De maatschappijen weten ook al langer dat het geen zin heeft om een vijfgangendiner aan te bieden: op lijnvluchten is de beschikbare plaats op de uitklapbladen nu eenmaal beperkter dan aan de tafel van een driesterrenrestaurant. Maar ook hier kan het design van het servies en het bestek, of de manier waarop gerechten en kleuren naast elkaar worden geplaatst, een illusie van comfort bieden.

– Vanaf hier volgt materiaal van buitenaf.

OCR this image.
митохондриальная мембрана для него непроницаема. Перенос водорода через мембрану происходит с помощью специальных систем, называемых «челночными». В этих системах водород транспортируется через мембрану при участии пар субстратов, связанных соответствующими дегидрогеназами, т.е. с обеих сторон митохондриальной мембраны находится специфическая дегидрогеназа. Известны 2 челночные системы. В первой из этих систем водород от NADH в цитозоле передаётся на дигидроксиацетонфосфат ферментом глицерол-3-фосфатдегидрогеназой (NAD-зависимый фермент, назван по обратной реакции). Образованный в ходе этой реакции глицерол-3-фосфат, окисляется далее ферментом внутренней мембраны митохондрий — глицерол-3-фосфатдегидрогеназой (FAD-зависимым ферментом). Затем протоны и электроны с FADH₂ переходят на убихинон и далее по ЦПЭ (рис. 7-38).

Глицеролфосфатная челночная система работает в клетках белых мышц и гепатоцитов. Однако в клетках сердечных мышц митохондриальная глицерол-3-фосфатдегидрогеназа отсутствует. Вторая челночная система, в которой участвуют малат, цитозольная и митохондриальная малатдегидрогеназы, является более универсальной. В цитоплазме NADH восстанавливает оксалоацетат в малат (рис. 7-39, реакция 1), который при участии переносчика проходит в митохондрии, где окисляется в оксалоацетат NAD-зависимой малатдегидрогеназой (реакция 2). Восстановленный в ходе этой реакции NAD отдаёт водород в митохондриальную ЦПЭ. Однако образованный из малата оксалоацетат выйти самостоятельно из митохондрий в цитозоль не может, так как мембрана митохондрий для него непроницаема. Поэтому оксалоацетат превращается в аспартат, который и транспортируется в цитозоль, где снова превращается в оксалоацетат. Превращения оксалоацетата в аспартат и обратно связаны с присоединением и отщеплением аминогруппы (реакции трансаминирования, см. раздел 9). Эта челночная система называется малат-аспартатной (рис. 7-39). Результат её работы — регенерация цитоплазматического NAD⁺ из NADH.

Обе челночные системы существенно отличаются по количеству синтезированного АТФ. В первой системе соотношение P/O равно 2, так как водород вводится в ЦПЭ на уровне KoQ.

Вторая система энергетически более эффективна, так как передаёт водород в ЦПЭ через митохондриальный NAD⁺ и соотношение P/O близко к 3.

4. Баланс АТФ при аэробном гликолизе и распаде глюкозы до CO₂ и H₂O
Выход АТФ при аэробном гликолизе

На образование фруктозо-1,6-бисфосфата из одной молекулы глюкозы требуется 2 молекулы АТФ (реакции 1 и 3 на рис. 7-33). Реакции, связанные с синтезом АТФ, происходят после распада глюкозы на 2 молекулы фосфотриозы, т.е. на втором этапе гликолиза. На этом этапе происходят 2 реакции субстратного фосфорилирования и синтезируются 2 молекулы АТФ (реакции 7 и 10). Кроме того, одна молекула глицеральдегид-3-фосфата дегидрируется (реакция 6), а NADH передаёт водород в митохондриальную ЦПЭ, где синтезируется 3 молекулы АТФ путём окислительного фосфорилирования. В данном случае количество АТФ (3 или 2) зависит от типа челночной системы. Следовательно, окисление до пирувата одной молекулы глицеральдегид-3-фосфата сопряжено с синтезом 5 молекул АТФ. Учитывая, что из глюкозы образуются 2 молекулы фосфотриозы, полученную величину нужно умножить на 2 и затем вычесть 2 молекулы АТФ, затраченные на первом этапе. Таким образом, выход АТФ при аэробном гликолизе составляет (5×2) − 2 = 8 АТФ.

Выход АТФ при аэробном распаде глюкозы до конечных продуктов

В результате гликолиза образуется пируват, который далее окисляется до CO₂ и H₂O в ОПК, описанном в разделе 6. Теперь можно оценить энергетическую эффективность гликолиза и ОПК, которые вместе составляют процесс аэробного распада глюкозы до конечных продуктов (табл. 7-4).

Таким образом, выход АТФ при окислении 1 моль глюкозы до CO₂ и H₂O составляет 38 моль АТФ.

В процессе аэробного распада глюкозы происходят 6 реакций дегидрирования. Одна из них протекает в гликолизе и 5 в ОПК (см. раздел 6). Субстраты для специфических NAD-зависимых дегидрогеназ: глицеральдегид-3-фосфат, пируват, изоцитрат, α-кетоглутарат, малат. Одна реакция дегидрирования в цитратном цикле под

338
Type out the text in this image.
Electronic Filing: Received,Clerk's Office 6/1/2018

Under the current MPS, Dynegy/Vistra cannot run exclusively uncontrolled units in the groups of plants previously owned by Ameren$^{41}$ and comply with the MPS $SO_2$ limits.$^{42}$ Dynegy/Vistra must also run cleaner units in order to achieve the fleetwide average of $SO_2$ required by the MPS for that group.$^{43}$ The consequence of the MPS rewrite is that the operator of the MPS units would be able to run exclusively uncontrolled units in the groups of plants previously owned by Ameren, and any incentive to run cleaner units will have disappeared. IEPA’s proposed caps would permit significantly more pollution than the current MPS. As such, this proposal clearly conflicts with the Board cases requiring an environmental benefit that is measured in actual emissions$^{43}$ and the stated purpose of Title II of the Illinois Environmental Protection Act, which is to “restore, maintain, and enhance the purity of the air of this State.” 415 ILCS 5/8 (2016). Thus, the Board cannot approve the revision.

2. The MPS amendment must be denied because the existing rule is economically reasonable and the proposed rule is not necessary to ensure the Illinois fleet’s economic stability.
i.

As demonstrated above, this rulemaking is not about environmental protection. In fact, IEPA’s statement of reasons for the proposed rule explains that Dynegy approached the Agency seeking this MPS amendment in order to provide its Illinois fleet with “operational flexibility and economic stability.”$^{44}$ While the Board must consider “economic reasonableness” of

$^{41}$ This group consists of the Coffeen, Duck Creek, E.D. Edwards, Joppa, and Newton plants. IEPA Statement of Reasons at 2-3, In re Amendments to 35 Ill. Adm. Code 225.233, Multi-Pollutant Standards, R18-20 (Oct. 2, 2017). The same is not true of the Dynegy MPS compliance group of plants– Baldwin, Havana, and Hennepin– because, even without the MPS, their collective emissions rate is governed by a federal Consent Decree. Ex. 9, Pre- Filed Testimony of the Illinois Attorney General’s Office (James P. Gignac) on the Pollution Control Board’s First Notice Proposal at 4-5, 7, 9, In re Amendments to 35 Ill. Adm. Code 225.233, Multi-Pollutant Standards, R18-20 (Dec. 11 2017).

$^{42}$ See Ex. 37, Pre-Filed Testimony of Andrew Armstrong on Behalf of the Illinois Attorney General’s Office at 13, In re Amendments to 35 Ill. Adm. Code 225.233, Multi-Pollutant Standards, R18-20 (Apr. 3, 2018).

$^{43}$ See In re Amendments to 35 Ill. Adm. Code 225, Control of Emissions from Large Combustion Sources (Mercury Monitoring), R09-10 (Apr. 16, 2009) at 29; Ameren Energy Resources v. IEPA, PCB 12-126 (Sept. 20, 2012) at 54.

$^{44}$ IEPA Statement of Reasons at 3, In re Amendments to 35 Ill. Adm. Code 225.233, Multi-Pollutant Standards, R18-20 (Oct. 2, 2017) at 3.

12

Maar comfort kan ook realiteit worden: in de A380 Airbus, die ruim 500 passagiers zal kunnen vervoeren en in 2006 op de markt komt, zullen passagiers niet alleen echte bedden aantreffen, maar ook douchecabines, salons, winkeltjes, een fitnesszaal en een casino. Er zijn trouwens nogal wat ondernemingen die zich hebben gespecialiseerd in dit onderdeel van de vliegtuigbouw. Lufthansa Technik uit Hamburg, een autonome dochter van de Duitse luchtvaartmaatschappij, behoort samen met AAC in Dallas en Jet Aviation in Palm Beach, tot de meest gerespecteerde bedrijven op dit gebied. Het richt toestellen in voor de meest gefortuneerde vips, verzorgt het interieur van kleine jets, maar ook van de Airbus A310, A340 of de Boeing 747.

Alleen uw dromen zijn de limiet. Bij het verzoek van een douche aan boord verpinkt niemand meer. Een fitnesszaal? Hoe banaal! Zelfs een mini-zandstrand en een zwembad in een exotisch decor à la Carmen Miranda zijn al lang geen utopie meer.